The points A, B, C, D have position vectors a, b, c and d respectively. Prove that the lines joining the midpoints of opposite edges of the tetrahedron ABCD bisect each other and give the position vector of the point of intersection.
I have started by working out the position vectors of E and F:
b + $\vec BA$ = a
so $\vec BA$ = a – b and position vector of E is $\frac{(a – b)}{2}$
and that for F is $\frac{d – c}{2}$.
But I can proceed no further.
Best Answer
Let $M_1$ be the midpoint of $[EF]$ and $M_2$ the midpoint of $[GH]$. Let us prove that $M_1=M_2$.
The following sum $$\vec{OA}+\vec{OB}+\vec{OC}+\vec{OD}$$
can be written in two ways:
$$1) \ \ (\vec{OA}+\vec{OB})+(\vec{OC}+\vec{OD})=2\vec{OE}+2\vec{OF}=4\vec{OM_1}$$
$$2) \ \ (\vec{OA}+\vec{OC})+(\vec{OB}+\vec{OD})=2\vec{OH}+2\vec{OG}=4\vec{OM_2}$$
Idintifying these results, one gets $\vec{OM_1}=\vec{OM_2}$, therefore $M_1=M_2$.

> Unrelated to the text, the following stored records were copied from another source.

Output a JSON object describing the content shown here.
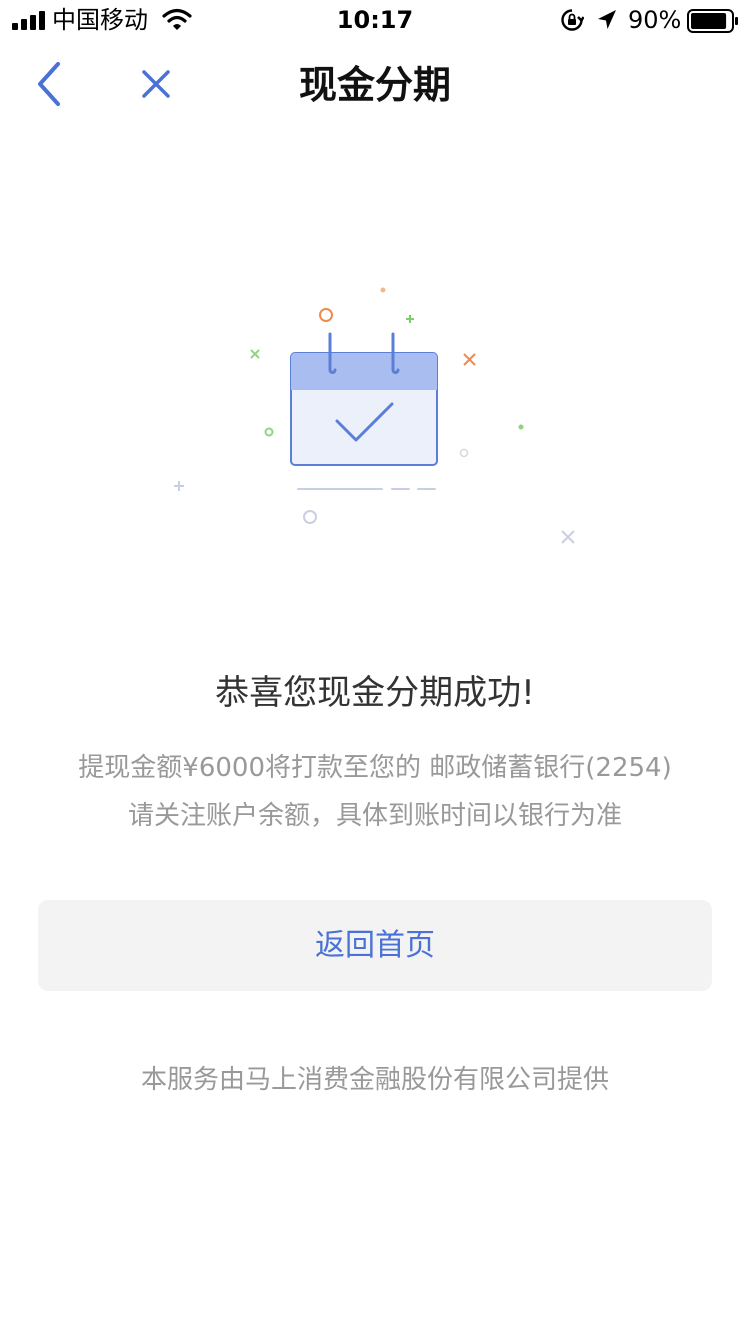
{
  "status_bar": {
    "carrier": "中国移动",
    "time": "10:17",
    "battery_percent": "90%",
    "battery_level": 0.9,
    "icons": [
      "signal-icon",
      "wifi-icon",
      "orientation-lock-icon",
      "location-arrow-icon",
      "battery-icon"
    ]
  },
  "nav": {
    "title": "现金分期",
    "back_icon": "chevron-left-icon",
    "close_icon": "close-icon"
  },
  "illustration": {
    "icon": "calendar-check-icon"
  },
  "result": {
    "title": "恭喜您现金分期成功!",
    "line1": "提现金额¥6000将打款至您的 邮政储蓄银行(2254)",
    "line2": "请关注账户余额，具体到账时间以银行为准"
  },
  "actions": {
    "home_label": "返回首页"
  },
  "footer": {
    "provider": "本服务由马上消费金融股份有限公司提供"
  },
  "colors": {
    "accent": "#4a72d6",
    "text_primary": "#333333",
    "text_secondary": "#999999",
    "button_bg": "#f3f3f3"
  }
}
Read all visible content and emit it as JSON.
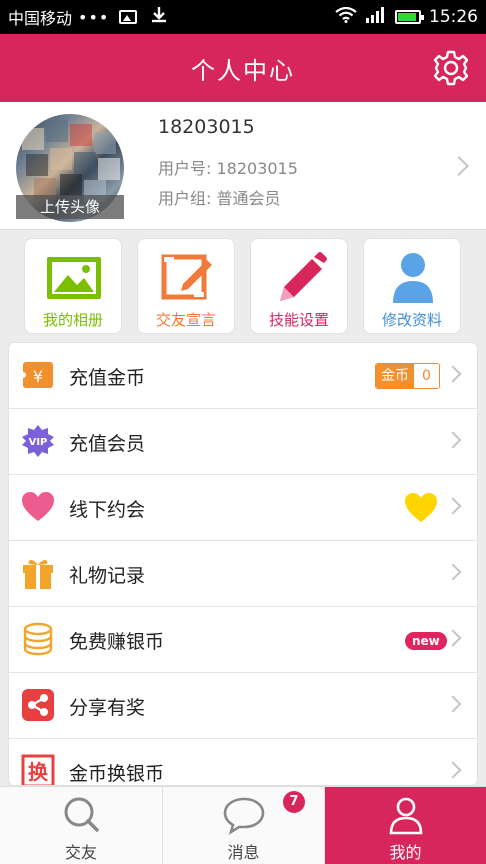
{
  "status_bar": {
    "carrier": "中国移动",
    "dots": "•••",
    "time": "15:26",
    "icons": [
      "image-icon",
      "download-icon",
      "wifi-icon",
      "signal-icon",
      "battery-icon"
    ]
  },
  "header": {
    "title": "个人中心",
    "settings_icon": "gear-icon",
    "color": "#d6265c"
  },
  "profile": {
    "name": "18203015",
    "user_id": "用户号: 18203015",
    "user_group": "用户组: 普通会员",
    "upload_avatar_label": "上传头像"
  },
  "quick_actions": [
    {
      "label": "我的相册",
      "icon": "photo-album-icon",
      "color": "#7bc000"
    },
    {
      "label": "交友宣言",
      "icon": "edit-note-icon",
      "color": "#f07a3a"
    },
    {
      "label": "技能设置",
      "icon": "pencil-icon",
      "color": "#d6265c"
    },
    {
      "label": "修改资料",
      "icon": "person-icon",
      "color": "#3d8fd8"
    }
  ],
  "menu": [
    {
      "label": "充值金币",
      "icon": "coin-yuan-icon",
      "badge_left": "金币",
      "badge_right": "0"
    },
    {
      "label": "充值会员",
      "icon": "vip-icon"
    },
    {
      "label": "线下约会",
      "icon": "heart-icon",
      "badge_icon": "yellow-heart-icon"
    },
    {
      "label": "礼物记录",
      "icon": "gift-icon"
    },
    {
      "label": "免费赚银币",
      "icon": "coin-stack-icon",
      "badge": "new"
    },
    {
      "label": "分享有奖",
      "icon": "share-icon"
    },
    {
      "label": "金币换银币",
      "icon": "exchange-icon",
      "icon_text": "换"
    }
  ],
  "bottom_nav": [
    {
      "label": "交友",
      "icon": "search-icon"
    },
    {
      "label": "消息",
      "icon": "chat-bubble-icon",
      "badge": "7"
    },
    {
      "label": "我的",
      "icon": "user-icon",
      "active": true
    }
  ]
}
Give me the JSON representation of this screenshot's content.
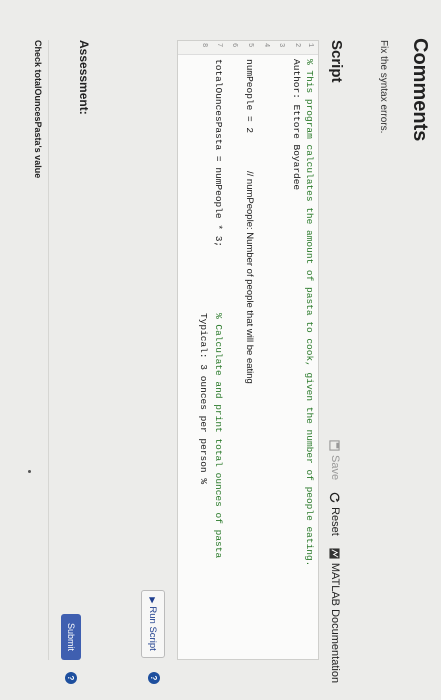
{
  "page": {
    "title": "Comments",
    "subtitle": "Fix the syntax errors."
  },
  "script": {
    "heading": "Script",
    "toolbar": {
      "save": "Save",
      "reset": "Reset",
      "docs": "MATLAB Documentation"
    },
    "line_numbers": [
      "1",
      "2",
      "3",
      "4",
      "5",
      "6",
      "7",
      "8"
    ],
    "lines": {
      "l1": "% This program calculates the amount of pasta to cook, given the number of people eating.",
      "l2": "Author: Ettore Boyardee",
      "l5a": "numPeople = 2",
      "l5b": "// numPeople: Number of people that will be eating",
      "l7a": "totalOuncesPasta = numPeople * 3;",
      "l7b": "% Calculate and print total ounces of pasta",
      "l8": "Typical: 3 ounces per person %"
    },
    "run_label": "Run Script"
  },
  "assessment": {
    "heading": "Assessment:",
    "submit_label": "Submit",
    "check_label": "Check totalOuncesPasta's value"
  },
  "colors": {
    "accent": "#1e4f9e",
    "submit": "#3f5fb0",
    "comment": "#2a7a2a"
  }
}
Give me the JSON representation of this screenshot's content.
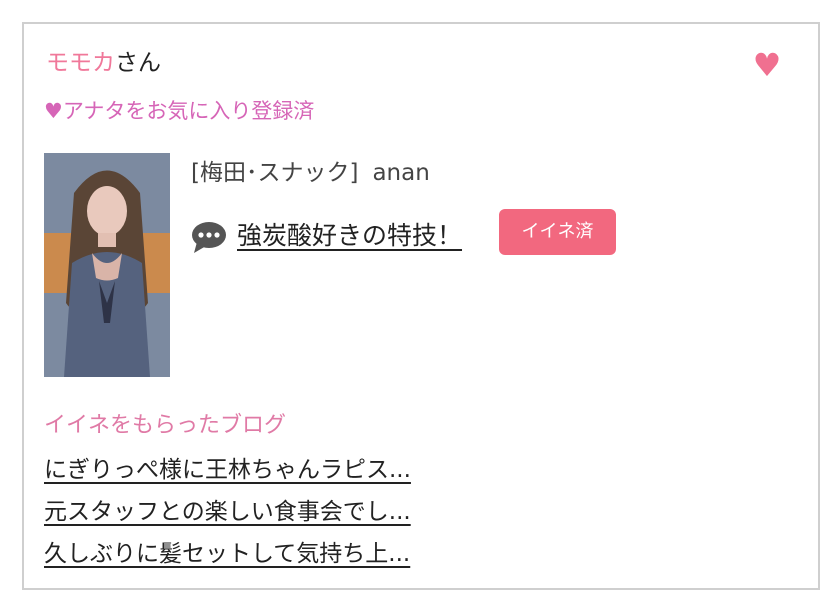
{
  "user": {
    "name": "モモカ",
    "suffix": "さん"
  },
  "favorite": {
    "heart_icon": "heart-icon",
    "status": "♥アナタをお気に入り登録済",
    "accent": "#f07090"
  },
  "post": {
    "shop": "[梅田･スナック]",
    "cast_name": "anan",
    "comment_icon": "speech-bubble-icon",
    "title": "強炭酸好きの特技！",
    "badge": "イイネ済",
    "badge_color": "#f2687f"
  },
  "blogs": {
    "heading": "イイネをもらったブログ",
    "items": [
      {
        "title": "にぎりっぺ様に王林ちゃんラピス..."
      },
      {
        "title": "元スタッフとの楽しい食事会でし..."
      },
      {
        "title": "久しぶりに髪セットして気持ち上..."
      }
    ]
  }
}
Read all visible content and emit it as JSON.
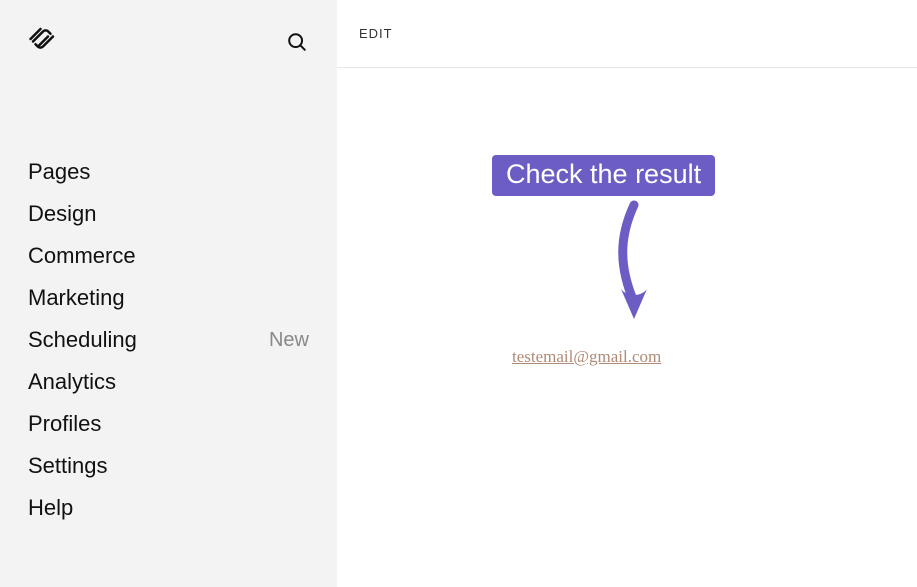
{
  "topbar": {
    "edit_label": "EDIT"
  },
  "sidebar": {
    "items": [
      {
        "label": "Pages",
        "badge": null
      },
      {
        "label": "Design",
        "badge": null
      },
      {
        "label": "Commerce",
        "badge": null
      },
      {
        "label": "Marketing",
        "badge": null
      },
      {
        "label": "Scheduling",
        "badge": "New"
      },
      {
        "label": "Analytics",
        "badge": null
      },
      {
        "label": "Profiles",
        "badge": null
      },
      {
        "label": "Settings",
        "badge": null
      },
      {
        "label": "Help",
        "badge": null
      }
    ]
  },
  "annotation": {
    "callout_text": "Check the result",
    "callout_color": "#6B5DC4"
  },
  "content": {
    "email_text": "testemail@gmail.com",
    "email_color": "#b08a77"
  }
}
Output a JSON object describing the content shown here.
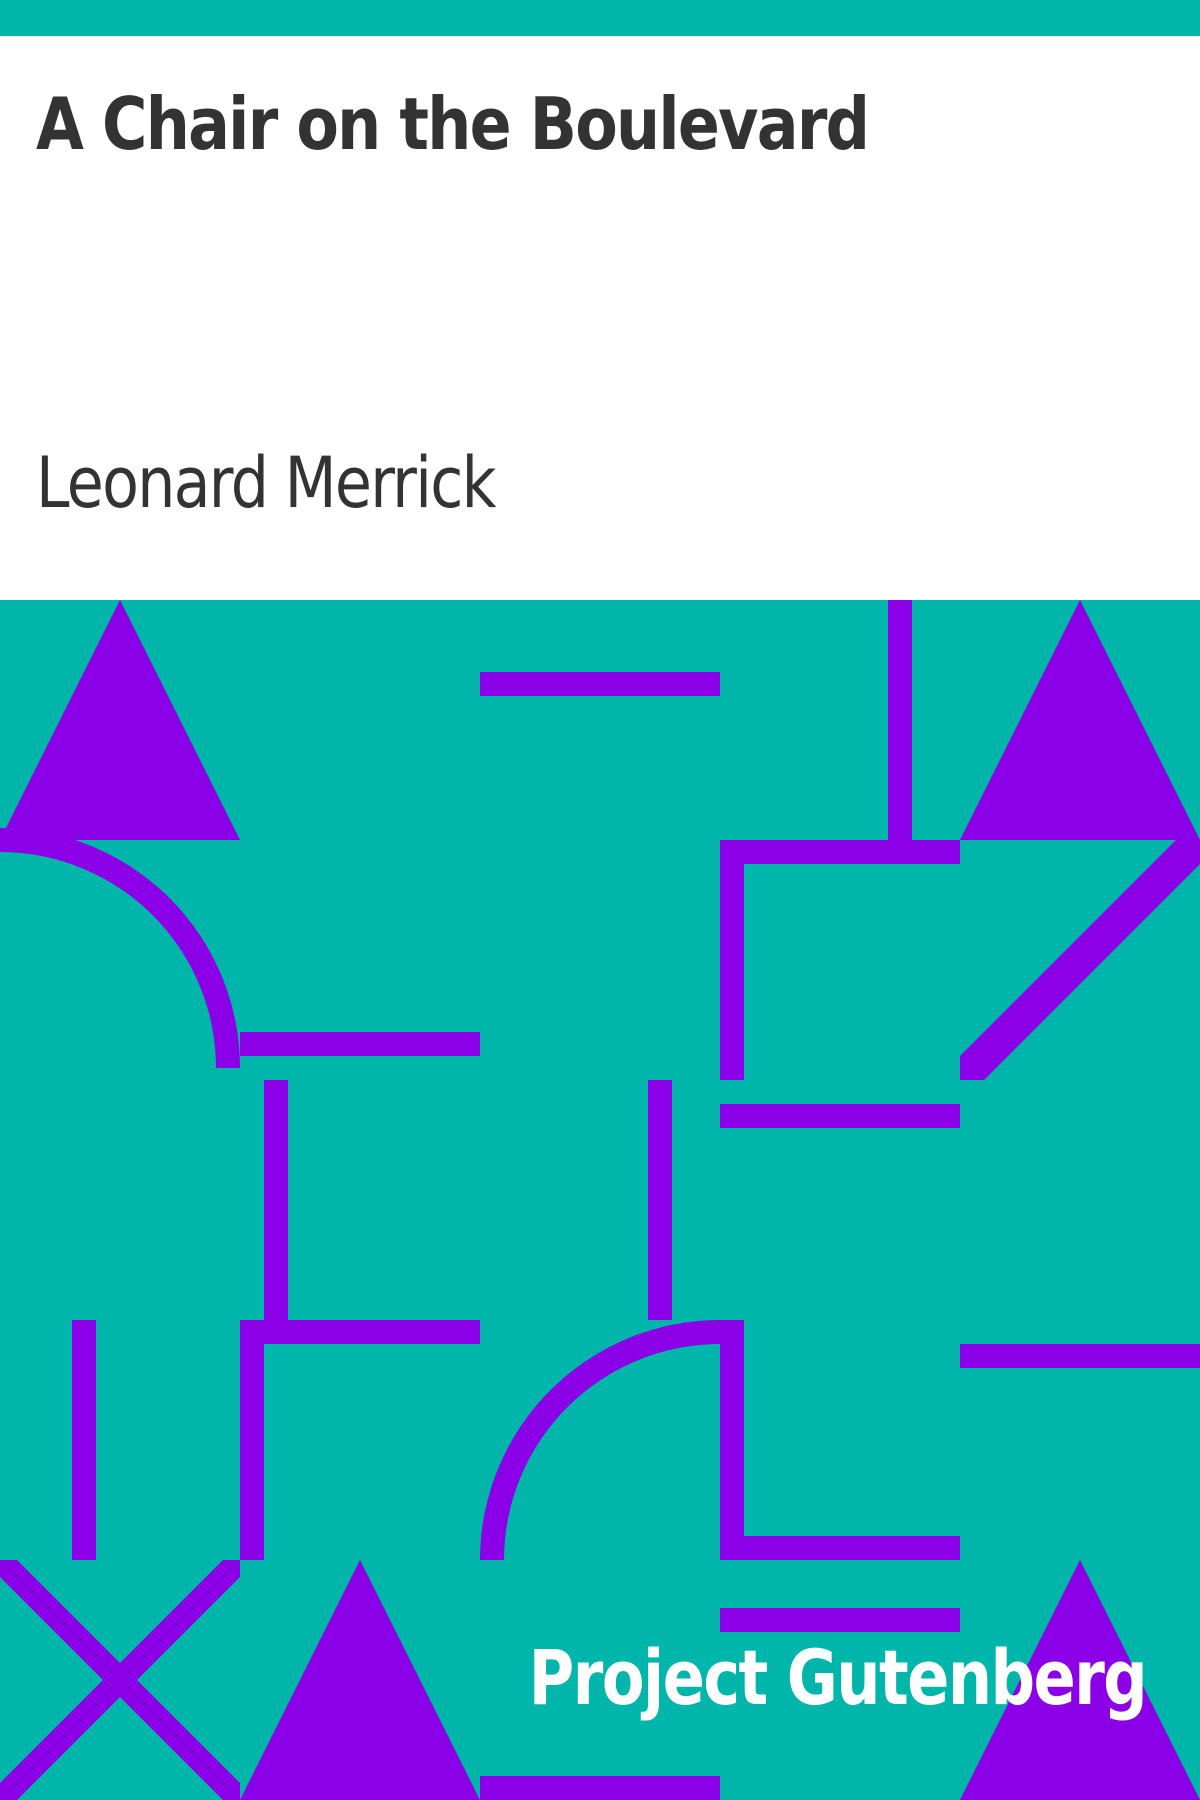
{
  "colors": {
    "teal": "#00b5a9",
    "purple": "#8b00e6",
    "text_dark": "#333333",
    "publisher_text": "#ffffff",
    "background": "#ffffff"
  },
  "cover": {
    "title": "A Chair on the Boulevard",
    "author": "Leonard Merrick",
    "publisher": "Project Gutenberg"
  }
}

Consequently, the position vector is:
$$\vec{OM_1}=\vec{OM_2}=\dfrac14(\vec{OA}+\vec{OB}+\vec{OC}+\vec{OD})$$
Remark: This issue, like many others, is based on a barycentric reasoning: if $A,B,C,D$ have weight $1$, midpoints $E$ and $F$ for example have weights $2$, therefore one can concentrate the total weight, $4$: on $M_1$, the midpoint of midpoints.